A Sykesville-area man was shot and severely wounded outside his home yesterday evening by local police officers who opened fire as he allegedly moved toward them brandishing a shotgun and a rifle, authorities said.
Kevin Carle Craig, 43, of the 4100 block of Home Dale Road was taken by a state MedEvac helicopter to Maryland Shock Trauma Center in Baltimore, where he was in serious condition, a hospital spokeswoman said last night.
Craig appeared to be shot once in the neck. The injury did not appear life-threatening, said Lt.

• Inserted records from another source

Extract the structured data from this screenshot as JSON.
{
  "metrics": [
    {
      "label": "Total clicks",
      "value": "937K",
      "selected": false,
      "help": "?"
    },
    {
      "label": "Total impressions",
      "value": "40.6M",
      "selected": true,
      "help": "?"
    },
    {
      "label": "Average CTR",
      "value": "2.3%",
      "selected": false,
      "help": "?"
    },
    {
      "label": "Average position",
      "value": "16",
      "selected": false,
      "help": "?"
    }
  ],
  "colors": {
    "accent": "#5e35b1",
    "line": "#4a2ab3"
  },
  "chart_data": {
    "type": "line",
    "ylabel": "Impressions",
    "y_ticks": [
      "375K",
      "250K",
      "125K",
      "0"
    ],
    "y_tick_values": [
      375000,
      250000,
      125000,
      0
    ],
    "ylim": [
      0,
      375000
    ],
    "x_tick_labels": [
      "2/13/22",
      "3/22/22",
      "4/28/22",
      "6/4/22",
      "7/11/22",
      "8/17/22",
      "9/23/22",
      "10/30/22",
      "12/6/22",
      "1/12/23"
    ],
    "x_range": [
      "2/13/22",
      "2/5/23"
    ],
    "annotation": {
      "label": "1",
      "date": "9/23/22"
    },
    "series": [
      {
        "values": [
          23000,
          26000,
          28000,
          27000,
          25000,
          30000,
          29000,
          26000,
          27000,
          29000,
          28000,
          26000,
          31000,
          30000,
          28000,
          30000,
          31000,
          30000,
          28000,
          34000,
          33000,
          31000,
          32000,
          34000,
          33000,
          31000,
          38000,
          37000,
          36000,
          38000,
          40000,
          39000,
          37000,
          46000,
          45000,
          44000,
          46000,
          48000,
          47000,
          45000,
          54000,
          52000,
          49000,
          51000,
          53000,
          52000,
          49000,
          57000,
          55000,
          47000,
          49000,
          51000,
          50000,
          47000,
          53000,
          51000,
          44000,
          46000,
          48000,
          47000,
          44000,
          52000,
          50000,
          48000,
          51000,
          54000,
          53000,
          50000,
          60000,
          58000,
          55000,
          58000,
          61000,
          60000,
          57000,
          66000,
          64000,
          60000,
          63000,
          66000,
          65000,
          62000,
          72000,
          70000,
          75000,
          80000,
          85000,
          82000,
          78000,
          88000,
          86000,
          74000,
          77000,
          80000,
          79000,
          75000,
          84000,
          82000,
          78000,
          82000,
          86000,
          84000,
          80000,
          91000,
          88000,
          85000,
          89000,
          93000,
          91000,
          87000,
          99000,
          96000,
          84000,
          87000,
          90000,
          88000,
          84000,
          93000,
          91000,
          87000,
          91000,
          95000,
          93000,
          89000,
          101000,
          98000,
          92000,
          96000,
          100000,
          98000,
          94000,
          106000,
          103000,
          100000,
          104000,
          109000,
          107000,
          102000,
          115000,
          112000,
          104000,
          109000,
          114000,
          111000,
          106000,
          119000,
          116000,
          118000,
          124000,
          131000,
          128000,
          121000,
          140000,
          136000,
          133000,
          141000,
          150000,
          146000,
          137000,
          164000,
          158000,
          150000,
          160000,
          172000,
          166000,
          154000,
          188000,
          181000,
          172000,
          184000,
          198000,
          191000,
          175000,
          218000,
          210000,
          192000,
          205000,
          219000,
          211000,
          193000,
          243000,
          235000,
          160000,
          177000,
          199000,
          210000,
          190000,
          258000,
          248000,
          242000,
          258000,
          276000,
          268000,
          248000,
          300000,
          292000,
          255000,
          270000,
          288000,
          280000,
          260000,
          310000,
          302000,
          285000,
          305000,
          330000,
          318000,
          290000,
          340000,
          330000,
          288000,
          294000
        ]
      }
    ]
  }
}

Terry Katz, state police commander at Westminster barracks.
According to Katz, Craig's wife called state police from Carroll County General Hospital about 4:45 p.m. and said her husband was at home, armed, extremely agitated and possibly suicidal.
It was unclear why the woman was at the hospital, but Katz said she was not injured and no one else, including two children, was in the home.
Four state troopers and the county sheriff's deputy went to the house, on a quiet, two-block-long road east of Route 97 near Morgan Run Natural Environmental Area, while a duty sergeant at the barracks called the man, Katz said.
"He kept hanging up and the duty sergeant kept calling back, trying to establish some meaningful dialogue," Katz said. "At that point, he was inside and the officers had surrounded the house, and then he came outside."
Katz said he did not know what verbal exchanges occurred, but believed the man went in and came out of the house several times.
Before the shooting occurred, the troopers and deputy tried to back off, but the man kept coming toward them and failed to heed warnings they might have given, Katz said. It was unclear how many shots were fired, he said.
"He was clearly the aggressor and they had no avenue to escape," Katz said. "That's when three - two troopers and the deputy - fired at him."
Katz identified the shooters as Cpl. A. Andrew Eways, Cpl. James DeWees, and Sheriff's Deputy Ed Engel.
All are assigned to the Criminal Investigation Division at the Westminster barracks.
As is state police routine, officers involved in a shooting are required to go on administrative leave for at least 48 hours, Katz said.
If cleared of criminal and departmental wrongdoing, they could return to duty, Katz said.
Two others, Cpl. Doug Reitz and Trooper Frank Fornoff, did not fire their weapons, Katz said.
Katz said a special unit from state police headquarters had been called to conduct the criminal portion of the investigation and an internal affairs unit was summoned to look at whether the troopers and deputy involved followed policy and procedure in firing their weapons.